- The Senate Banking Committee advanced the Clarity Act 15-9, establishing the CFTC as the primary regulator for most of the crypto industry while leaving digital securities oversight with the SEC.
- The bill now heads to the Senate floor, where it must be merged with a separate Agriculture Committee version; it would then still need another House vote after the lower chamber passed its own version in 2025.
- A bipartisan compromise was reached on stablecoin rewards: crypto firms may offer rewards for using stablecoins for payments and transactions, but not for activities resembling traditional bank deposits — a key concession to banking groups worried about deposit flight.

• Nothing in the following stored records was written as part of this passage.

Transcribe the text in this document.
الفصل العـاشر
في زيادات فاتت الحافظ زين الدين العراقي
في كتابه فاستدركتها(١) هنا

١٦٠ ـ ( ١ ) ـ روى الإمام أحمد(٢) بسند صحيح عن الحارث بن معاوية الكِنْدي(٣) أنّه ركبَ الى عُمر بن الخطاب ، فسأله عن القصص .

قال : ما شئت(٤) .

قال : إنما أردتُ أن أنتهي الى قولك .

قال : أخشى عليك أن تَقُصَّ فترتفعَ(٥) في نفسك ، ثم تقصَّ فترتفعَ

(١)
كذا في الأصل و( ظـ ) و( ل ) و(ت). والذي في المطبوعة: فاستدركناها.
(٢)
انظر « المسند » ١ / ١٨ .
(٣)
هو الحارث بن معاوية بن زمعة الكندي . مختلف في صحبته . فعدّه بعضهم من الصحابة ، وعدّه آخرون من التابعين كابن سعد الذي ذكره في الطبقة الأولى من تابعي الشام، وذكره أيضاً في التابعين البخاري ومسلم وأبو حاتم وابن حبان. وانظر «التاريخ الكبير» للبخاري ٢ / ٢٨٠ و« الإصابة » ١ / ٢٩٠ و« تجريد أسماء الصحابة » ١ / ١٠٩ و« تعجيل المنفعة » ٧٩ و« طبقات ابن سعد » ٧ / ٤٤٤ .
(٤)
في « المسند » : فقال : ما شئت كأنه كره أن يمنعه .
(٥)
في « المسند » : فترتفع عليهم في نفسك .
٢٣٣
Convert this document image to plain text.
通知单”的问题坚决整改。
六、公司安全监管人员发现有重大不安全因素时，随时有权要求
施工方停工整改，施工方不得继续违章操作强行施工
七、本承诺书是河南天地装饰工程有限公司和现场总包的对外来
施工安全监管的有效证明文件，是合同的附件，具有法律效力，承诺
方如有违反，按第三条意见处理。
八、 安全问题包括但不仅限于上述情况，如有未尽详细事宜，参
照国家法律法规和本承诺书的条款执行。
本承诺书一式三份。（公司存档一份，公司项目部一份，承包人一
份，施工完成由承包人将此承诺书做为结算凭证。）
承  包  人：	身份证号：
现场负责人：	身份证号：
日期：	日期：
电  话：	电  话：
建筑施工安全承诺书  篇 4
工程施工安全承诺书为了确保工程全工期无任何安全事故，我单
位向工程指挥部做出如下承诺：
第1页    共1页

- Remaining hurdles include a bipartisan ethics provision targeting government officials (including Trump) profiting from crypto, and stronger consumer protection and software developer prosecution provisions demanded by some Democrats.
What Happened?
The Senate Banking Committee voted 15-9 Thursday to advance the Clarity Act, a landmark digital asset market structure bill that would give the Commodity Futures Trading Commission primary regulatory authority over most of the crypto industry while preserving SEC jurisdiction over digital securities. The vote — brokered through months of negotiations led by Senators Thom Tillis and Angela Alsobrooks — resolves the key stablecoin rewards dispute that derailed an earlier January vote when Coinbase CEO Brian Armstrong withdrew his support. The compromise allows crypto firms to offer stablecoin rewards for payments and transactions but bars rewards for activities resembling traditional account deposits, addressing bank lobbying groups’ concerns about deposit flight and lending capacity.
Why It Matters?
A clear regulatory framework for digital assets has been the crypto industry’s top legislative priority for years. The absence of one has forced companies to navigate a patchwork of SEC enforcement actions and legal uncertainty that has pushed some offshore. The Clarity Act would resolve the foundational question of who regulates what — a CFTC-primary model favored by crypto firms, which view the futures regulator as more accommodating than the SEC. For traditional finance, the stablecoin rewards compromise matters: banking groups had warned that unrestricted rewards would drain deposits from banks into crypto wallets, impairing the lending system. The bill’s ethics provisions, targeting officials including Trump whose family wealth has been substantially transformed by digital assets, remain the most politically contentious element.
What’s Next?
The bill heads to the Senate floor, where it must be reconciled with the Agriculture Committee’s version, which has CFTC jurisdiction overlap. Even if it clears the Senate, the House passed its own separate version in 2025, meaning a conference process or second votes will be required. The bipartisan ethics provisions and consumer protection demands from some Democrats are the biggest near-term obstacles to gathering the 60 votes needed to advance past a filibuster. White House involvement in shaping those provisions will be closely watched given Trump’s personal financial exposure to the crypto sector.